According to the Organic Trade Association, an industry group representing organic food producers and distributors, U.S. sales of wines made with organic grapes reached $80 million in 2005, a 28 percent increase over the previous year. Such sales represent little more than 1 percent of the total U.S. domestic wine market, but the association expects organic wine sales to grow about 17 percent a year through 2008, mirroring growth across all sectors of organic agriculture.
There are two types of organic labeling on wines. The vast majority of wines made with organically grown grapes do not qualify for the U.S. Department of Agriculture’s (USDA’s) white-and-green “certified organic” label. This is because, like many conventional wines, they include sulfite preservatives to prevent oxidation and bacterial spoilage.
While trace amounts of sulfites occur naturally in wines during the fermentation process, most producers add more later in the winemaking process to prolong shelf life. An estimated 1 percent of consumers, primarily those with asthma, report sensitivity to wines with larger amounts of sulfites. Symptoms can include a quickened pulse, lung irritation, skin redness and rashes.

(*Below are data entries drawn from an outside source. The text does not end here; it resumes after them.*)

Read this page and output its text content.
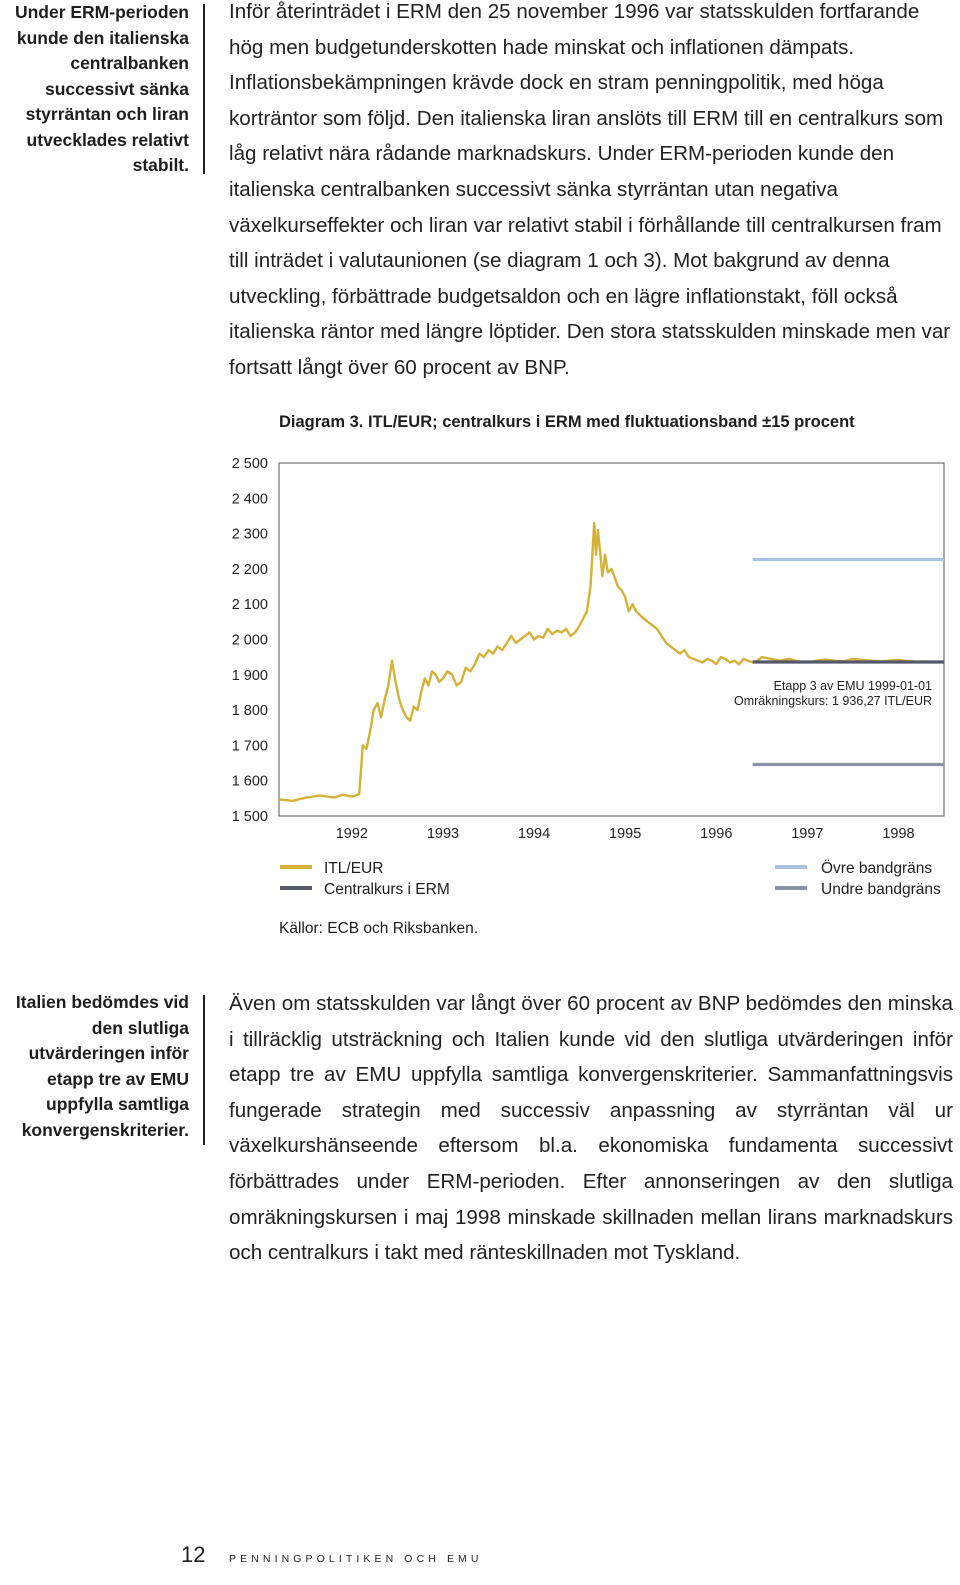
Under ERM-perioden kunde den italienska centralbanken successivt sänka styrräntan och liran utvecklades relativt stabilt.
Inför återinträdet i ERM den 25 november 1996 var statsskulden fortfarande hög men budgetunderskotten hade minskat och inflationen dämpats. Inflationsbekämpningen krävde dock en stram penningpolitik, med höga korträntor som följd. Den italienska liran anslöts till ERM till en centralkurs som låg relativt nära rådande marknadskurs. Under ERM-perioden kunde den italienska centralbanken successivt sänka styrräntan utan negativa växelkurseffekter och liran var relativt stabil i förhållande till centralkursen fram till inträdet i valutaunionen (se diagram 1 och 3). Mot bakgrund av denna utveckling, förbättrade budgetsaldon och en lägre inflationstakt, föll också italienska räntor med längre löptider. Den stora statsskulden minskade men var fortsatt långt över 60 procent av BNP.
Diagram 3. ITL/EUR; centralkurs i ERM med fluktuationsband ±15 procent
2 500
2 400
2 300
2 200
2 100
2 000
1 900
1 800
1 700
1 600
1 500
1992	1993	1994	1995	1996	1997	1998
Etapp 3 av EMU 1999-01-01
Omräkningskurs: 1 936,27 ITL/EUR
ITL/EUR
Centralkurs i ERM
Övre bandgräns
Undre bandgräns
Källor: ECB och Riksbanken.
Italien bedömdes vid den slutliga utvärderingen inför etapp tre av EMU uppfylla samtliga konvergenskriterier.
Även om statsskulden var långt över 60 procent av BNP bedömdes den minska i tillräcklig utsträckning och Italien kunde vid den slutliga utvärderingen inför etapp tre av EMU uppfylla samtliga konvergenskriterier. Sammanfattningsvis fungerade strategin med successiv anpassning av styrräntan väl ur växelkurshänseende eftersom bl.a. ekonomiska fundamenta successivt förbättrades under ERM-perioden. Efter annonseringen av den slutliga omräkningskursen i maj 1998 minskade skillnaden mellan lirans marknadskurs och centralkurs i takt med ränteskillnaden mot Tyskland.
12 PENNINGPOLITIKEN OCH EMU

The U.S. Food and Drug Administration (FDA) banned the use of sulfites on fruits and vegetables in 1986 after 13 consumer deaths were linked to them.
Current USDA rules allow wines containing fewer than 10 parts per million (ppm) of sulfites and made from organic grapes to carry the “certified organic” label. But organic wines may only advertise that they are “made from organic grapes” if they contain more than 10 ppm and up to 100 ppm of sulfites. Some organic grape growers consider it unfair that the addition of sulfites — which occur naturally and are not synthetic chemicals — should disqualify their wines from “certified organic” standing.
Moving beyond organic, a handful of vineyards have adopted so-called “biodynamic” (BD) grape growing methods, adding to organic methods the practice of cultivating, pruning and harvesting on a strict calendar in sync with lunar cycles. Many view such practices skeptically; nonetheless, proponents claim that BD wines taste better and remain drinkable longer. The Web site Wine Anorak (“anorak” is British slang for “geek” or “nerd”) lists biodynamic wine labels from around the world.
Some leading organic (and low-sulfite) wines include varieties from Ceago, Frey, LaRocca, Bonterra and Organic Wine Works. Meanwhile, the California-based Organic Wine Company sources and distributes organic wines from around the world. Additionally, California Certified Organic Farmers (CCOF), a trade group representing that state’s organic agriculture industry, provides a free online directory of California organic products and services, including the state’s many purveyors of organic and biodynamic wines.